The fact is, you're pretty bad off, and the chemo is going to make you feel a whole lot worse, but at the same it will hopefully make you feel better...eventually. I'm gonna confess to you, I'm pretty bad off. But if you see me out, you won't see that. (Remember, I grieve privately!) The reason I won't be a mess is because of him. Cooper is a cure in my life. He has opened my eyes so that now I see. He he helps me hear all the intricacies of life (every note, chord and crescendo...no matter how slight). He gives me pause for thought. He helps me extract the pointed message in casual exchange. He continues to be everything beautiful and wonderful in life; it is all because of him. The reality of today is sad and painful, but (on days and nights other than tonight) I am able to get the healing that his cure provides.
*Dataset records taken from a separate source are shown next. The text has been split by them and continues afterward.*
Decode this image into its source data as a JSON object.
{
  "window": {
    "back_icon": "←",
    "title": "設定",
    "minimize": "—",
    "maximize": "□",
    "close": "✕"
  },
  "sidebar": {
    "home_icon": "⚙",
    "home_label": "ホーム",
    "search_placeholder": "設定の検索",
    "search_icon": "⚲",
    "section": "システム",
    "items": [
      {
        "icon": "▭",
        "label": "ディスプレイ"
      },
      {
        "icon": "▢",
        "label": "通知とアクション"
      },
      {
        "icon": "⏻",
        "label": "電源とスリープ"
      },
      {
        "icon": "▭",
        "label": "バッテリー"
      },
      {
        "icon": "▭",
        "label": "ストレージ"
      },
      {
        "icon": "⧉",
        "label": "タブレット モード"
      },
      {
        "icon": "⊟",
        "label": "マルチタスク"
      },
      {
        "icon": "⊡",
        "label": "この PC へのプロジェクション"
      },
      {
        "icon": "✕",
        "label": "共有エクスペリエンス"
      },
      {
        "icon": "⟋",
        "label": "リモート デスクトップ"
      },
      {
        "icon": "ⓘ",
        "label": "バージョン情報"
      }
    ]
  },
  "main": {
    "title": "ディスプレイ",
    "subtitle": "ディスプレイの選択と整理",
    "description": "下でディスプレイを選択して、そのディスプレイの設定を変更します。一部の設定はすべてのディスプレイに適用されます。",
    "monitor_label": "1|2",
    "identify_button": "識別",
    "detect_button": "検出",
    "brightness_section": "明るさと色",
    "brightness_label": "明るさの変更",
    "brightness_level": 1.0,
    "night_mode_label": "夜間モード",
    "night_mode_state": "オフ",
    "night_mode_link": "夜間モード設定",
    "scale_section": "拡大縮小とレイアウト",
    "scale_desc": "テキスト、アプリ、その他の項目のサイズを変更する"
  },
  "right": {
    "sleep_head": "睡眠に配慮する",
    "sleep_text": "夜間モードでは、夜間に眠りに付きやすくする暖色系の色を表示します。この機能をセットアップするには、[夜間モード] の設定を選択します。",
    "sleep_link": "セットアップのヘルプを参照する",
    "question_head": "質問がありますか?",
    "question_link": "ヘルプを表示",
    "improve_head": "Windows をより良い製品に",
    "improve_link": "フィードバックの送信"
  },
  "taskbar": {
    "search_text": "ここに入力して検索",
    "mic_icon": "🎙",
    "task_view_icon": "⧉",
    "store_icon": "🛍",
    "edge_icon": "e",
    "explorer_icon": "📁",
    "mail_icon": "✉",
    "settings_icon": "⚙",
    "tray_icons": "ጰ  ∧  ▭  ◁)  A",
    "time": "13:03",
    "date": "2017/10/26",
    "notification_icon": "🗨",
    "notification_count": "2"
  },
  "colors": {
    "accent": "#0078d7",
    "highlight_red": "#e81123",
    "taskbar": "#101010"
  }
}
2:30AM...if this blog entry actually makes it to posting, it'll be lucky. Like I said, this is the stuff of a private journal entry. I'm just as inclined to select-all and delete. But maybe I'll be overtaken in the process, and click the publish button. I accomplished my goal: I got all the words out; I told "somebody." But I think I will post it, because you never know who might be helped by the understanding...I was. If you, the reader, happens to know me "in real life", please don't bring up the aforementioned grief and pain or "how sorry you are for my pain and loss." I'll likely blow it off as nothing; after all, I'm walking around with a smile on my face, aren't I? Plus, I REALLY don't like attention; and that is attention...unwanted attention. It also a really good way for me to continue my less than stellar frequency of blogging.
Almost 3AM: my eyes burn, but not with tiredness. Probably because they are finally empty. Do I re-read the entry? Surprisingly enough, I'm sure I've failed to make or complete some points, and I'm even more sure there are some typos. Nah. Let's see how this one flies. Now...To sleep or not to sleep? That is the question. Who am I kidding? I'll always sleep; I'll just sleep too late now.
...and thank you for The Plumber. Amen.